Aaron Babbitt is seeking justice for his wife and scoffed at the claims of an "actual investigation" by the Biden administration.
"The Capitol Police, they exonerated him [Byrd]. So did the DOJ, the D.C. Metro Police already called it 'good,' you know, 'it's fine,'" he said. "And then we're supposed to believe the secret police department that doesn't respond have to respond to [Freedom of Information Act] requests that it did an actual investigation that would hold water.
"Get the hell out of here, man."
Aaron Babbitt said he read the full transcript of the Byrd interview with NBC News' Lester Holt and lamented the lack of true questioning of the officer's actions, saying "why would he?"
"I don't have much of an impression of [Byrd]," Babbitt said. "This was a soft guided, hand-held, well-rehearsed interview. We all know that."
Babbitt did have three issues with Byrd's interview remarks, including the officer's contradictory claims of what he saw or did not see. Byrd acknowledged that he saw nothing, but he fired anyway.

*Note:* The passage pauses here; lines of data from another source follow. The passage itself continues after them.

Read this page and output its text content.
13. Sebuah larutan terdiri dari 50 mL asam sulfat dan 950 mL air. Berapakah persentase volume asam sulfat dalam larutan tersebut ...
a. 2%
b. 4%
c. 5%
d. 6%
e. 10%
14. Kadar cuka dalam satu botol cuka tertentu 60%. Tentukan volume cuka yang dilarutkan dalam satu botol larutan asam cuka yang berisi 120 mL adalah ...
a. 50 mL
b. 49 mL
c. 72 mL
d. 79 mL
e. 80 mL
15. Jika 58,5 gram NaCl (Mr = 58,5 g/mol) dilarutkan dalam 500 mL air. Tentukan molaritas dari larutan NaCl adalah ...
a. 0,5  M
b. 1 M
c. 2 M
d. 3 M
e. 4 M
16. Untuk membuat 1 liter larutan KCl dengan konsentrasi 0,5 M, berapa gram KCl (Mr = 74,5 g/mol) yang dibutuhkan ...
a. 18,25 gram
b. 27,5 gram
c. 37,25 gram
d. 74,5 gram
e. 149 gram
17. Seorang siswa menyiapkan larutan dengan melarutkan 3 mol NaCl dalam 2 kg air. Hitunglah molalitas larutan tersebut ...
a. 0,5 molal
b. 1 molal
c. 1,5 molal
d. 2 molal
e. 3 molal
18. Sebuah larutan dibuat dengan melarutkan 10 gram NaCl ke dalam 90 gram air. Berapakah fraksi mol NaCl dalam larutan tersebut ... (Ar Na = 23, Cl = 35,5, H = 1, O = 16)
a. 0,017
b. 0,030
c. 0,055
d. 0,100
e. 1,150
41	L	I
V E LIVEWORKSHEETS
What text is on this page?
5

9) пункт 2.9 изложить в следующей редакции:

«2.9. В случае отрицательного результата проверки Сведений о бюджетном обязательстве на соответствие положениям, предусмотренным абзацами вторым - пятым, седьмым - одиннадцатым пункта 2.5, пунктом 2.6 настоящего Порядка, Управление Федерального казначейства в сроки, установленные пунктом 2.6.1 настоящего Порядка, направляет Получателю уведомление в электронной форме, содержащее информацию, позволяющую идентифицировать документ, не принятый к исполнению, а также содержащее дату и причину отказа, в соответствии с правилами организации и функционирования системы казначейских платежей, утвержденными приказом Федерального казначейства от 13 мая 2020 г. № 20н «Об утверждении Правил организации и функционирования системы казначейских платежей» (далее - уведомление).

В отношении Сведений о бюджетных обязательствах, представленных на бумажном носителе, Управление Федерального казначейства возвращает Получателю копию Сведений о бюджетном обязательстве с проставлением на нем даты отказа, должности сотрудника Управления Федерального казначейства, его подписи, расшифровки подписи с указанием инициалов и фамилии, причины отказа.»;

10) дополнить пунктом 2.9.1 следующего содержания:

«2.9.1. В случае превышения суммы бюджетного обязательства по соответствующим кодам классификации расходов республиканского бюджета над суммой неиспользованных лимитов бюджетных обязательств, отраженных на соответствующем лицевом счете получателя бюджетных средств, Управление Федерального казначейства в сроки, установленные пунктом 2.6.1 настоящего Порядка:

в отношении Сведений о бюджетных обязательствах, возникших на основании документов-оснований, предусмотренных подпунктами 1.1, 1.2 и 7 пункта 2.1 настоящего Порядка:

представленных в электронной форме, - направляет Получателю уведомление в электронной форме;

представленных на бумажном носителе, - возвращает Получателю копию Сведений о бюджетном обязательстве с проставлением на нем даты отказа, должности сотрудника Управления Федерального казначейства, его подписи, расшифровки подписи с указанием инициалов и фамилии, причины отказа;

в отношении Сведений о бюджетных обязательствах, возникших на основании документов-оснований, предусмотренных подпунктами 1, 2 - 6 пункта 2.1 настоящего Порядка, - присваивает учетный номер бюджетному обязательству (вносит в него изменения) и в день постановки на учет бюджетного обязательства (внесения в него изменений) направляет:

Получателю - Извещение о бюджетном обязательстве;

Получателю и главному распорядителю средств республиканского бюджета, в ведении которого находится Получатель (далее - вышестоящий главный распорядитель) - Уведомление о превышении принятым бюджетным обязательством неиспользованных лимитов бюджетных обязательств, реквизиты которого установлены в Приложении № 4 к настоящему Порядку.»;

"He says that he couldn't fully see her hands, but he also didn't know what was in her backpack. Her hands were first, dude," Babbitt said. "So you couldn't see your hands, but you're worried about her backpack."
Babbitt also noted that Byrd said he could not hear what the protesters outside the chamber door were yelling, yet he asserted that his commands to stop before he fired should have been heard and heeded by Ashli Babbitt.
"He says he was screaming and yelling, his voice hurt so bad from yelling commands to stop," Aaron Babbitt continued. "But he says he couldn't understand what people were saying on the other side of the door. So how would they be expected to understand what you're saying, if you're yelling?"
Second, Byrd was yelling instructions through a mask, which Babbitt called negligent.
"l'll take it a step further: Take your damn mask off. He's more worried about dying from COVID than shooting my wife," Babbitt lamented, knowing the rules of engagement as a Marine Corps veteran.
"This is a life-or-death situation: You're about to use your firearm; take your mask off. She could have been deaf. You never know. You have no idea.
"At that point in time, take your mask off and voice your ..." Babbitt words's trailed off as he became emotional about the loss of his wife.
"So you can't be heard, you can't pull the trigger without issuing a warning, and I did not hear one."
And, third, Babbitt noted from the transcript that Byrd said he shot into the broken glass door without knowing what was on the other side. It was his unarmed wife, who was also a military veteran.
"Another part of it was that had no idea what was on the other side of the door, but he still shot," Babbitt said. "If I worked with this guy, I'd be terrified to be around him."
Babbitt vowed to pursue justice for his late wife, despite the Justice Department's exoneration of Byrd and the NBC News' "soft guided" interview to reveal his identity.
"I'm just going to go with what I've said all along ... that I think that they have known it's been a bad shooting all this time," Babbitt concluded. "So they've kept him quiet and just tried to make it go away, but we're not going away."